Читаем Неореализм. Жанрово-стилевые поиски в русской литературе конца XIX – начала XX века полностью

В творческой судьбе М. Пришвина многое значили его путешествия на Север, в Заволжье, в Среднюю Азию, на Дальний Восток. Во время путешествий сложился пришвинский принцип документально-точного (очеркового) изображения мира, определились важнейшие идеи и темы его творчества: идея целостности мира как природно-исторического единства в его движении к преображению; идея пути человека к первоначалам жизни, к целостности мироощущения и др. М. Пришвин-писатель отличался особой впечатлительностью человека, сумевшего сохранить органичную связь с окружающим миром. Мир для него был не только предметом художественного исследования, но и потрясающим переживанием. Каждое путешествие М. Пришвина, куда бы он ни отправлялся, в конечном счёте превращалось в путешествие к глубинам своего «я», в познание собственной души через приобщение к природе, к народной душе.

Стремление к самосознанию – личному и писательскому, с одной стороны, привело М. Пришвина в петербургские литературные круги: в «мастерскую» А. Ремизова, на «башню» Вяч. Иванова, в Религиозно-философское общество1, а с другой – вылилось в форму дневника, который ведётся им на протяжении всей жизни и «становится феноменологией личности, феноменологией художественного сознания»2. На особый характер полувековых дневниковых записей М. Пришвина и их центральное положение во всём его литературном наследии указывалось неоднократно3. Среди множества определений этого пришвинского феномена выделяется характеристика, которую дала В.Д. Пришвина: «Дневник М. Пришвина – это, вероятно, высшее в его искусстве… Может быть, в нём мы вступаем в ту область, которую М. Пришвин назвал «искусство как поведение»4. Знаменательно, что именно дневниковые записи лежат в основе большинства художественных произведений писателя.
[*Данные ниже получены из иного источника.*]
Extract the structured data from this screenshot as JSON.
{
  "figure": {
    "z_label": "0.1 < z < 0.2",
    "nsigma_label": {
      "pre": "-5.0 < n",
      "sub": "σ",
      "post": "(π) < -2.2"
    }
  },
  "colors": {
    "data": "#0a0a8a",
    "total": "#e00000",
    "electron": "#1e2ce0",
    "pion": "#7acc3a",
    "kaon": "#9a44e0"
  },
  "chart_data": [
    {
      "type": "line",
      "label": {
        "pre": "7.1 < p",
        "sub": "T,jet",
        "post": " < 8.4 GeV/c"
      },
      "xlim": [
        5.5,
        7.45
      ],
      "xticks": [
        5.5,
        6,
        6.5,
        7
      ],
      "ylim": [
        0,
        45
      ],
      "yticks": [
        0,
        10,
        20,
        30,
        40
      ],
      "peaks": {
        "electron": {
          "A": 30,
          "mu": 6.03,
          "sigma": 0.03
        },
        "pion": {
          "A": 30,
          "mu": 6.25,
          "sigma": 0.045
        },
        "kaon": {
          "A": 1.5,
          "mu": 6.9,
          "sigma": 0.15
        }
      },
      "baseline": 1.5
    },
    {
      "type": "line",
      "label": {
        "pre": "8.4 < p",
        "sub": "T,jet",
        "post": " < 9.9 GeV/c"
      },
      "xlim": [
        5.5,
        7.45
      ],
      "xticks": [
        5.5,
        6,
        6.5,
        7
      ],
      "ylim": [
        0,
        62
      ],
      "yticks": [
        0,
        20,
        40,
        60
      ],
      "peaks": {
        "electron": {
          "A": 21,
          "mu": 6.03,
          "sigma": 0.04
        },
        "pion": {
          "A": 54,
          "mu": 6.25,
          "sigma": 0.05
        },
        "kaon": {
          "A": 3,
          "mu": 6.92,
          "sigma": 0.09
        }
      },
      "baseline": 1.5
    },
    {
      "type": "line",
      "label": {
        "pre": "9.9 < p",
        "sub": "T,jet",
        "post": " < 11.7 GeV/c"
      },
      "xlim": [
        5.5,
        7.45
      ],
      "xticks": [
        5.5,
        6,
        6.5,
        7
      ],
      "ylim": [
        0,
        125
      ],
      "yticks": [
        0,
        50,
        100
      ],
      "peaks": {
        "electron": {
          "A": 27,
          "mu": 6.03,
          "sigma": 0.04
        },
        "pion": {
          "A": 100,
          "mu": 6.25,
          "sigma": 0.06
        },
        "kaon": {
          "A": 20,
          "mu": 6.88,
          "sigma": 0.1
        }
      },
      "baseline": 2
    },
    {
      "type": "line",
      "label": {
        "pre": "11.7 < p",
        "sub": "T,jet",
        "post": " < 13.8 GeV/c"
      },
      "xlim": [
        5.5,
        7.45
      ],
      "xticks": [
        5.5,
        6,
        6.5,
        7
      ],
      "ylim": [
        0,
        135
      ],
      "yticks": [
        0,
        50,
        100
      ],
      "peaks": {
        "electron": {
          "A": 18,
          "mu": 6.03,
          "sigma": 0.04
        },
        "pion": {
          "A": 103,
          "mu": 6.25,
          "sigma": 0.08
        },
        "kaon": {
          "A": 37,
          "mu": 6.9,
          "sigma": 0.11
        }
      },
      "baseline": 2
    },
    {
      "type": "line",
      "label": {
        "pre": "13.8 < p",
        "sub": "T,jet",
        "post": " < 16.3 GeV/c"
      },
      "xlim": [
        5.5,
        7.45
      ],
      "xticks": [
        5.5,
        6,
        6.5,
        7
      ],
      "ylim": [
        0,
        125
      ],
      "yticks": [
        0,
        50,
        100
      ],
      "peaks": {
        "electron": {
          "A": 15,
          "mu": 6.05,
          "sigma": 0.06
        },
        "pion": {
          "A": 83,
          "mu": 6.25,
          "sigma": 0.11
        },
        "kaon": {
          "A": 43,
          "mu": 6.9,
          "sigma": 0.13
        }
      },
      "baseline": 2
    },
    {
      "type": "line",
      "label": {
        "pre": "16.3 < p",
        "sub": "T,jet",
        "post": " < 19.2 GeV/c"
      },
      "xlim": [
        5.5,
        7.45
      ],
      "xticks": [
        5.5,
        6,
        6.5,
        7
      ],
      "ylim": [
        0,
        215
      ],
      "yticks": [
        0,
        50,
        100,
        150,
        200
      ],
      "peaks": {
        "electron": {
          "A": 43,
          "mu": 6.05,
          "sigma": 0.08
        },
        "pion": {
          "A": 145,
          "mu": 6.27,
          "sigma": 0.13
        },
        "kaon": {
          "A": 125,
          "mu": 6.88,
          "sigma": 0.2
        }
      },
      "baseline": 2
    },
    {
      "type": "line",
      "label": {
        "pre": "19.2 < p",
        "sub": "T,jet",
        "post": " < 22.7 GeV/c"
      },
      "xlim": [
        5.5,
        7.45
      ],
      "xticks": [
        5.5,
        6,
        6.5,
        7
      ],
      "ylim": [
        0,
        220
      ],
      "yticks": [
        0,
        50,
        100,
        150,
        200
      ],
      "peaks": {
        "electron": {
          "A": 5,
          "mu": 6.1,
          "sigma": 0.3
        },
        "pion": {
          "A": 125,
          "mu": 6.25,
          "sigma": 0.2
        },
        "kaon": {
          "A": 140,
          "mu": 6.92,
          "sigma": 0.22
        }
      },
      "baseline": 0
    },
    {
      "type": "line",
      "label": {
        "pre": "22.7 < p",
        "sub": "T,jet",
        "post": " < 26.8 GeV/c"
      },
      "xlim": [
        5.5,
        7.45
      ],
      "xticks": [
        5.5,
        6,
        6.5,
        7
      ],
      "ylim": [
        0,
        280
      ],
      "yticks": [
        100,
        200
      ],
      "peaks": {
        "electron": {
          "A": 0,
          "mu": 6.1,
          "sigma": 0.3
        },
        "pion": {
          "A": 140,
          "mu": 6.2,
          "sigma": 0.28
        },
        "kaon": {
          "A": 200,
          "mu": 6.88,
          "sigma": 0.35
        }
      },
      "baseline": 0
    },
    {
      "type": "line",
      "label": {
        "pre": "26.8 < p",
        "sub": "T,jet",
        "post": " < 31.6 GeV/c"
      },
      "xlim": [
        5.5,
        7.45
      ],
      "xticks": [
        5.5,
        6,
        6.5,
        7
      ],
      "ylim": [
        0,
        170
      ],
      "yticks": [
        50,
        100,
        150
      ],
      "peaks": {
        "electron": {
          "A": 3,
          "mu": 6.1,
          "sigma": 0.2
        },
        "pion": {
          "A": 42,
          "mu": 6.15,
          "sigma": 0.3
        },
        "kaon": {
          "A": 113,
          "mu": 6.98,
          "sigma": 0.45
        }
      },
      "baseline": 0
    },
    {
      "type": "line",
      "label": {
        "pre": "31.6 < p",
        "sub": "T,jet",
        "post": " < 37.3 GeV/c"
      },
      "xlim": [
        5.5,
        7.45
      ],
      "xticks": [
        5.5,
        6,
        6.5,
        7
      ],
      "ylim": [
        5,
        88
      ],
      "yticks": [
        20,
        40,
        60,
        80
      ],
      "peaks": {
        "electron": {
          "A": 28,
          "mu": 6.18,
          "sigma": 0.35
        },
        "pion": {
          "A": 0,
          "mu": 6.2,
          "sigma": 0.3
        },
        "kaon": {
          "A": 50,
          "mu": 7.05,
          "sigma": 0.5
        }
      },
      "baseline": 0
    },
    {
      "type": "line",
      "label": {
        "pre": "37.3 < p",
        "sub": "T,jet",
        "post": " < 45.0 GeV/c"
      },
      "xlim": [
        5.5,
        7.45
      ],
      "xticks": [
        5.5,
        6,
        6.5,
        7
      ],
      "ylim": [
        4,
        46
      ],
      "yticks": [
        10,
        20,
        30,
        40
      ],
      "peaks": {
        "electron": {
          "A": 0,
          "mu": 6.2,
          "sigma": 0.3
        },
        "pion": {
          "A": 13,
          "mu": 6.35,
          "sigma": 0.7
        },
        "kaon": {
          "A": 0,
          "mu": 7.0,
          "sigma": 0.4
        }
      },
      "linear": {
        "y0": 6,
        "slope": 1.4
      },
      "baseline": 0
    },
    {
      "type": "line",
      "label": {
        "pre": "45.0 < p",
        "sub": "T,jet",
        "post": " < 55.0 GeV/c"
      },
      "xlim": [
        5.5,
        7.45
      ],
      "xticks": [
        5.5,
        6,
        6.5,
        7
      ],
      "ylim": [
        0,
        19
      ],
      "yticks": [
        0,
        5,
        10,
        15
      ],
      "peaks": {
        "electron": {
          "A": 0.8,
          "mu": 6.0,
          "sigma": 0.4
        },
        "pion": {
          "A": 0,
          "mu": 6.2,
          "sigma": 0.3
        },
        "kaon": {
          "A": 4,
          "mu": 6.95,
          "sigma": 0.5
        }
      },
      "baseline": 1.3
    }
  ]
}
Поэтическая проза М. Пришвина с трудом укладывается в рамки традиционной жанровой системы. Это объясняется синкретическим характером его художественного метода, органически сочетающего в себе самый смелый вымысел и фактографичность, эпическое и лирическое, поэзию и прозу. В известной мере многие произведения М. Пришвина – «В краю непуганых птиц» (1907); «За волшебным колобком» (1908); «У стен града невидимого» (1909); «Чёрный араб» (1910); «Славны бубны» (1913) и др. – близки к такой разновидности очеркового жанра как путевой очерк, форма которого достаточно гибка и свободно сочетает в себе факт и вымысел, документальность и художественность.

Вместе с тем М. Пришвин вообще был склонен чуть ли не все свои произведения называть очерками, имея в виду их подспудную, искусно скрытую документальность, биографичность, порой почти научную достоверность, – и только к концу жизни нашёл более точное определение созданной им литературной формы: повесть-сказка («Корабельная чаща», «Кладовая солнца») или сказка-быль («Осударева дорога»). Все свои последние произведения он называл не иначе как сказками. Но в понятие «сказка» («… люди живут не по сказкам, но непременно у живого человека из жизни складывается сказка»5) М. Пришвин вкладывал своё восприятие мира природы и человека в нём, подразумевающее обнаружение скрытых пластов бытия, видение реальной жизни в её богатейшей сущности, которую мы редко замечаем. Характерно, что себя самого писатель ощущал «археологом», «реставратором» – это метафора его подлинного творческого поиска, который заключался в изучении глубинных пластов народного сознания. Отсюда сочетание сказочно-поэтического и научно-этнографического начал, их «органическое примирение в мудром «родственном внимании» ко всякому явлению жизни» 6, определившее своеобразие пришвинской прозы.

Вершиной дореволюционного творчества М. Пришвина справедливо считается книга очерков «ЧЁРНЫЙ АРАБ», созданная на основе путевого дневника, который он вёл во время путешествия по Средней Азии7. Здесь впервые отчётливо реализуется творческое кредо зрелого М. Пришвина: «…не документальная точность, а мифичность»8.